2017-05-18 / Nature

Peregrine Falcons Prominent Once Again

By Charles Avenengo

A juvenile peregrine falcon perches under the old Sakonnet River Bridge. 
(Photo courtesy of ©Peter Green/providenceraptors.com) A juvenile peregrine falcon perches under the old Sakonnet River Bridge. (Photo courtesy of ©Peter Green/providenceraptors.com) Another casualty in our area of the pesticide DDT, like the osprey, was the peregrine falcon.

Similar to the osprey and other apex birds of prey, peregrines consume smaller grain-eating birds. During the spraying years, the smaller birds munched on insecticide-laced seeds, and when peregrines ate them, the poison built-up in their fat tissues. This reduced the calcium in their eggshells and resulted in fewer eggs being hatched. As a result, the subspecies of peregrines east of the Mississippi river vanished by the mid-1960s. The only peregrines seen locally were an Arctic subspecies that would pass through our region during migration periods.

But their recovery began after peregrines were included on the Endangered Species list in 1969, followed by the banning of DDT in 1972. These efforts were so successful that by 1999, peregrines were delisted as an endangered species.

Peregrines are a thing of beauty in flight, unless you are being pursued by one. But look quickly, because they are the world’s fastest animal. Clocked at speeds of more than 200 miles per hour when dive-bombing, their unlucky prey, generally birds but occasionally mammals, reptiles and bats, hardly stand a chance.

The most widespread of all raptors, peregrine falcons are found on every continent except Antarctica. They have also been prominently featured for 4,000 years in falconry. Falconry ranked high as a method to hunt for food until the invention of gunpowder in the 1600s, when simply shooting game became an easier way to bring back supper for the stewpot. In class-conscience Europe, possession of the peregrine falcon was reserved for the ranks of princes down to barons. Kings received an even larger falcon, the Arctic gyrfalcon, while emperors outdid all with golden eagles.

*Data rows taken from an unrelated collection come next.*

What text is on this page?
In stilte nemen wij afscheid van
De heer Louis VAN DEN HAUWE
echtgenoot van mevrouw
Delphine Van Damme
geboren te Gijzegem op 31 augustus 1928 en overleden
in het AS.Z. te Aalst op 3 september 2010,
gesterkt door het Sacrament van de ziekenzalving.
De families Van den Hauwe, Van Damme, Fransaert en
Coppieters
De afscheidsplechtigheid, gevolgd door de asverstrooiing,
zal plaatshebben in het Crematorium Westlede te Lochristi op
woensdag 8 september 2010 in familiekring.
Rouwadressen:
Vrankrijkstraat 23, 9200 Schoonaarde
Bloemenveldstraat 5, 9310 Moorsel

In the Eastern United States, the recovery program to bring back peregrines was a brilliant success. Scientists at Cornell University bred and raised the falcons in captivity. The trick was to get the human-reared birds to take to the wild. This was solved by mimicking the bird’s preference for naturally nesting high on towering cliffs. The falcons were reintroduced to nest boxes on skyscrapers along the Eastern Seaboard. Looking down on cities like Boston, New York and Baltimore, the raptors began feeding on the pigeons below. The falcons, who received much public support, thrived.

Locally, the late Dr. Peter Liotta, formerly the director of the Pell Center at Salve Regina University, had a hand in the early days of the comeback. As a graduate student at Cornell, he was given seven peregrines to release over the course of a summer in the Adirondacks in upstate New York.

Eventually, over 6,000 peregrines were released. Although none were released in Rhode Island, observers noticed that immature peregrines were “hanging around” the various bridges connecting to Aquidneck Island beginning around 1990. Soon thereafter, they were spotted in downtown Newport during the winter months at various locations. For a few winters, peregrines were frequently seen perched atop Trinity Church, where they would stoop upon prey below in Queen Anne’s Square.

Later, the peregrines were seen in other months, proving that they weren’t the Arctic subspecies in migration. Nesting was suspected and finally confirmed.

Once established, peregrines began showing up in interesting places. One such place was the “Superman” building in Providence. Currently, they are the only tenants in the vacant building. From a nest box erected on the 30th floor, they watch the world far below. In 2000, the Audubon Society of Rhode Island installed a Peregrine Cam to keep an eye on them. It can currently be viewed on their website. Another nesting pair can be found high atop Pawtucket City Hall.

Closer to home, peregrines gained notoriety when they were found nesting on both the USS Saratoga and the USS Forrestal, two decommissioned aircraft carriers that formerly were berthed at the Newport Naval Station. In both cases, the falcon’s presence delayed the eventual departure of the vessels to be scrapped.

But of all the sites, the peregrine’s most enterprising nesting has been on the local bridges. For years, commuters have reported sightings of the raptors, and nesting has occurred on all four bridges.

This year, according to officials at the Rhode Island Turnpike and Bridge Authority, there are currently bird boxes on the Newport Bridge, Mt. Hope Bridge and the Jamestown Bridge, but only the Jamestown Bridge has an active nest. In addition, an extremely late nest with nestlings was found last August by the Department of Transportation on the old Sakonnet River Bridge. With the old bridge scheduled to be removed soon, they will have to find a new home.

So, the next time you look up, it might not be Superman after all, but rather a peregrine falcon looking for a new home.

Naturalist Charles Avenengo has been chasing Aquidneck Island wildlife for more than 40 years.